A forest of fir trees, thousands of sacred pillars that mark the rhythm of my footsteps through this great natural cathedral. I feel small and I think I hear the rustling of the leaves through the stories of writers and poets of which are steeped in these places, the stories of monks, saints and pilgrims who have chosen these forests as a place to live.
We are in the heart of the Valle Santa, in the Casentino Forests National Park. It’s a “closed” valley of Tuscany, because until a century ago to get this was not so easy, there were no access roads but only small trails through the woods, crossing small villages and rivers.
Maybe that’s why the Casentino has been featured by the early nineteenth-century travelers as a ‘”enchanted island where they seem to be asleep in the value of time“. Perhaps for the same reason the monks who crossed these forests chosed to stay here and build their meditation space.
Today, this secluded valley is a beautiful and wild place, outside the usual tourist routes in Tuscany, where it is possible to recover an authentic contact with nature. A valley of woodcutters, charcoal burners, transhumant and mills, rich in important historical presences, ancient stone villages, small churches and picturesque sanctuaries.
The three most important are those of Vallombrosa, Camaldoli and La Verna, who in 1833 with the shapes and colors of nature had fascinated the nineteenth-century travelers of the Grand Tours.
In 1833 the British intellectual Lady Charlotte Maria Bury dedicated to the Queen of England an elegant guide in verse entitled precisely “The three great Sanctuaries of Tuscany. Vallombrosa, Camaldoli, La Verna, “a poem with valuable information and an elegant travel volume accompanied by etchings on the shrines of Vallombrosa, Camaldoli and La Verna. Lady Charlotte Maria Bury described the forms of the romantic nature of the Casentino, that religion has consecrated forever.
But many years before the pilgrims, saints and monks had chosen these same places for their intense nature, poetic and spiritual St. Francis chose the mountain of La Verna, St. Romuald the dense forest of fir trees of Camaldoli.
Walking in the Sacred Forests, to the Sanctuary of La Verna
In 1213 the Count Orlando Cattani invited St. Francis to visit a very impressive natural place, and gave it to him as a gift (every year in July, you can watch a re-enactment in costume suggestive of this important historical event). This area is today one of the most famous and picturesque monasteries of the Casentino.
To get there we walk along the ancient path of the Sacred Forests that we take through a narrow opening in a wall of stone and natural rock. We walk on a lawn where the grass is dotted with millions of colorful flowers, and it is sufficient to look up to be captured by the sculpture of the sanctuary. On top of the mountain of La Verna, the old building is at one with the natural sculpture of the rock.

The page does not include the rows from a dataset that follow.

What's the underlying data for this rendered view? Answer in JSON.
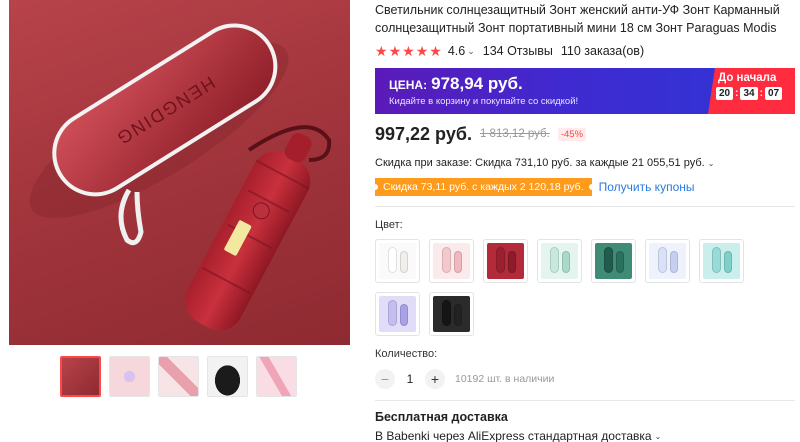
{
  "product": {
    "title": "Светильник солнцезащитный Зонт женский анти-УФ Зонт Карманный солнцезащитный Зонт портативный мини 18 см Зонт Paraguas Modis",
    "image_text": "HENGDING",
    "rating": "4.6",
    "stars": 5,
    "reviews": "134 Отзывы",
    "orders": "110 заказа(ов)"
  },
  "promo": {
    "label": "ЦЕНА:",
    "price": "978,94 руб.",
    "subtitle": "Кидайте в корзину и покупайте со скидкой!",
    "countdown_label": "До начала",
    "timer": [
      "20",
      "34",
      "07"
    ]
  },
  "pricing": {
    "price": "997,22 руб.",
    "old_price": "1 813,12 руб.",
    "discount": "-45%"
  },
  "order_discount": "Скидка при заказе: Скидка 731,10 руб. за каждые 21 055,51 руб.",
  "coupon": {
    "tag": "Скидка 73,11 руб. с каждых 2 120,18 руб.",
    "link": "Получить купоны"
  },
  "color_label": "Цвет:",
  "colors": [
    {
      "case": "#ffffff",
      "umb": "#f1efe9",
      "bg": "#fafafa"
    },
    {
      "case": "#f4c9cd",
      "umb": "#f0b9bf",
      "bg": "#fbeaec"
    },
    {
      "case": "#9a2030",
      "umb": "#8d1c2a",
      "bg": "#b32b3a"
    },
    {
      "case": "#c7e9dc",
      "umb": "#aad9c8",
      "bg": "#e4f5ef"
    },
    {
      "case": "#1f5c4c",
      "umb": "#2b6f5d",
      "bg": "#3f8b76"
    },
    {
      "case": "#d9e1f6",
      "umb": "#c5d0f0",
      "bg": "#eef2fc"
    },
    {
      "case": "#96dbd6",
      "umb": "#7fd0ca",
      "bg": "#c9eeeb"
    },
    {
      "case": "#c4bdf0",
      "umb": "#a9a1e6",
      "bg": "#e1ddf8"
    },
    {
      "case": "#151515",
      "umb": "#222222",
      "bg": "#2b2b2b"
    }
  ],
  "quantity": {
    "label": "Количество:",
    "minus": "−",
    "value": "1",
    "plus": "+",
    "stock": "10192 шт. в наличии"
  },
  "delivery": {
    "title": "Бесплатная доставка",
    "subtitle": "В Babenki через AliExpress стандартная доставка"
  },
  "thumbnails": [
    {
      "color": "#a3353d"
    },
    {
      "color": "#f5d7dc"
    },
    {
      "color": "#f7e4e6"
    },
    {
      "color": "#f2f2f2"
    },
    {
      "color": "#f9dce4"
    }
  ],
  "accent_color": "#ff4747"
}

The route passes through a picturesque forest of fir trees, where large boulders covered with moss create grottoes and natural caves, once used by the monks as ice chests.

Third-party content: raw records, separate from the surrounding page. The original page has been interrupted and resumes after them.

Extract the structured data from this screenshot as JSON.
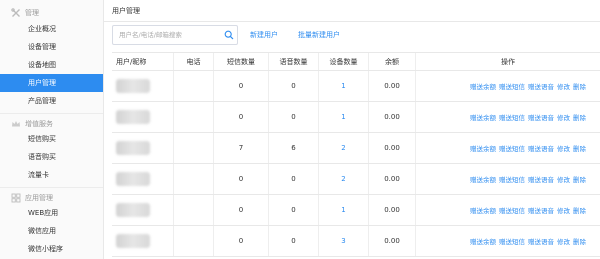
{
  "sidebar": {
    "groups": [
      {
        "label": "管理",
        "icon": "wrench-icon",
        "items": [
          "企业概况",
          "设备管理",
          "设备地图",
          "用户管理",
          "产品管理"
        ]
      },
      {
        "label": "增值服务",
        "icon": "crown-icon",
        "items": [
          "短信购买",
          "语音购买",
          "流量卡"
        ]
      },
      {
        "label": "应用管理",
        "icon": "grid-icon",
        "items": [
          "WEB应用",
          "微信应用",
          "微信小程序"
        ]
      }
    ],
    "active_item": "用户管理"
  },
  "breadcrumb": "用户管理",
  "toolbar": {
    "search_placeholder": "用户名/电话/邮箱搜索",
    "new_user": "新建用户",
    "batch_new_user": "批量新建用户"
  },
  "table": {
    "headers": [
      "用户/昵称",
      "电话",
      "短信数量",
      "语音数量",
      "设备数量",
      "余额",
      "操作"
    ],
    "rows": [
      {
        "sms": "0",
        "voice": "0",
        "devices": "1",
        "balance": "0.00"
      },
      {
        "sms": "0",
        "voice": "0",
        "devices": "1",
        "balance": "0.00"
      },
      {
        "sms": "7",
        "voice": "6",
        "devices": "2",
        "balance": "0.00"
      },
      {
        "sms": "0",
        "voice": "0",
        "devices": "2",
        "balance": "0.00"
      },
      {
        "sms": "0",
        "voice": "0",
        "devices": "1",
        "balance": "0.00"
      },
      {
        "sms": "0",
        "voice": "0",
        "devices": "3",
        "balance": "0.00"
      }
    ],
    "actions": [
      "赠送余额",
      "赠送短信",
      "赠送语音",
      "修改",
      "删除"
    ]
  },
  "colors": {
    "accent": "#2d8cf0"
  }
}
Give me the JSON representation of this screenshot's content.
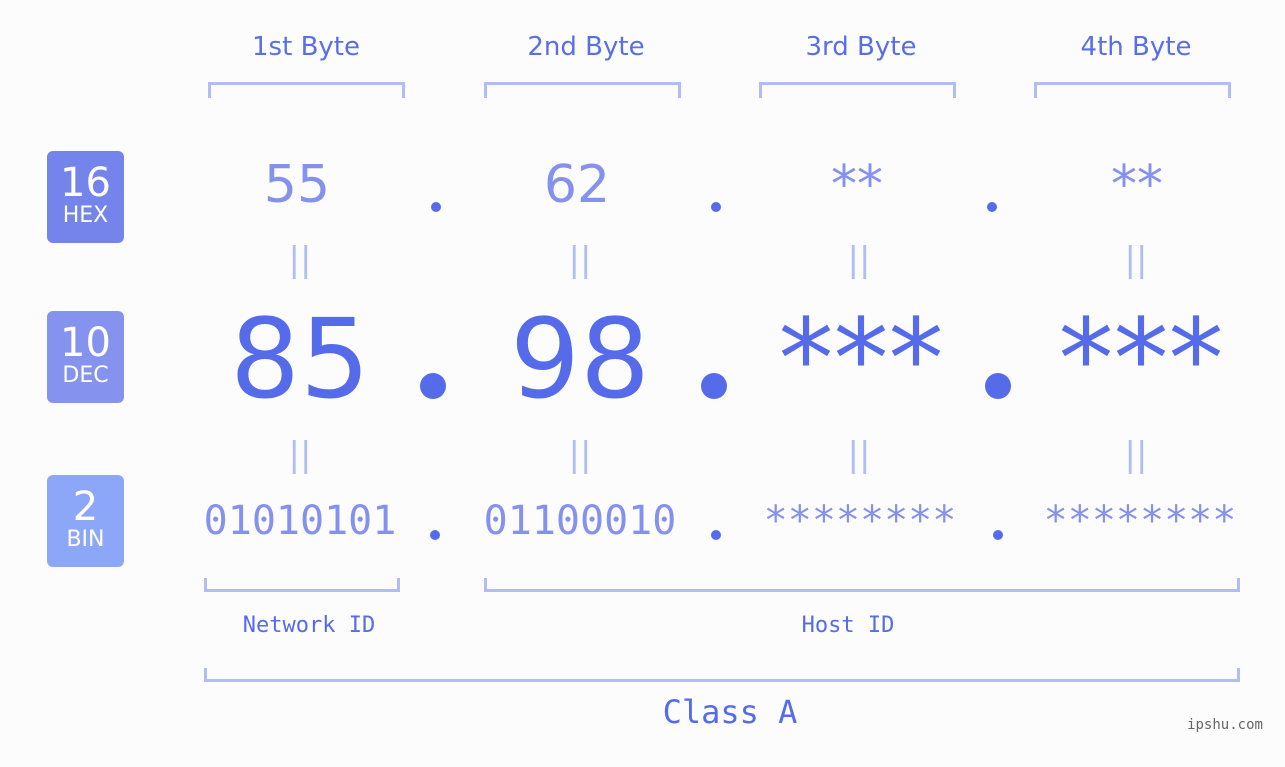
{
  "bases": [
    {
      "num": "16",
      "label": "HEX",
      "color": "#7584ea"
    },
    {
      "num": "10",
      "label": "DEC",
      "color": "#8593ef"
    },
    {
      "num": "2",
      "label": "BIN",
      "color": "#8da7f8"
    }
  ],
  "bytes": [
    {
      "header": "1st Byte",
      "hex": "55",
      "dec": "85",
      "bin": "01010101"
    },
    {
      "header": "2nd Byte",
      "hex": "62",
      "dec": "98",
      "bin": "01100010"
    },
    {
      "header": "3rd Byte",
      "hex": "**",
      "dec": "***",
      "bin": "********"
    },
    {
      "header": "4th Byte",
      "hex": "**",
      "dec": "***",
      "bin": "********"
    }
  ],
  "equals_glyph": "||",
  "network_label": "Network ID",
  "host_label": "Host ID",
  "class_label": "Class A",
  "watermark": "ipshu.com"
}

In the distance we can see the mountains and the natural reserve of Sasso Fratino, the oldest nature reserve in Italy, in which since 1959 has banned access to the man. In that stretch of virgin forest located on a particularly steep, ancient trees and plants are preserved, and around this mine of biodiversity is created at the beginning of the nineties the Natural Park of Casentino Forests.
We walk without haste in this forest of monuments, savor the scent of moss and bark. Escapes the gaze upward, including specimens of ancient firs and beeches, which reach heights of 50 meters and a diameter of 180 cm, or down on the damp ground, looking for footprints of deer, wolves, deer, roe deer and boar …
The path of sacred forests is a path of meditation in the beauty of nature that preparing for the arrival in the sanctuary of La Verna.
Once inside the walls of the sanctuary there is a feeling of returning to reality, with the hat among tourists and monks crossing the simple spaces of ancient architecture. The sound of bells marks the everyday time.
On the wall of a long corridor with regular frescoes of the story of St. Francis there is an unexpected door, showing the beauty of nature where nothing is regular and predictable. Beyond the door a striking landscape of rocks, trees and rocks again offer a space for poetry and spirituality. From here, down a few steps in a natural cave, you will discover the dark space and crop chosen by St. Francis as a resting place.
The heart of the sanctuary seems to this corner of nature, punctuated by the rustle of the leaves by birdsong, which rewinds like a movie in front of my eyes the slow path, meadows, cliffs and forests sacred path to get up to here.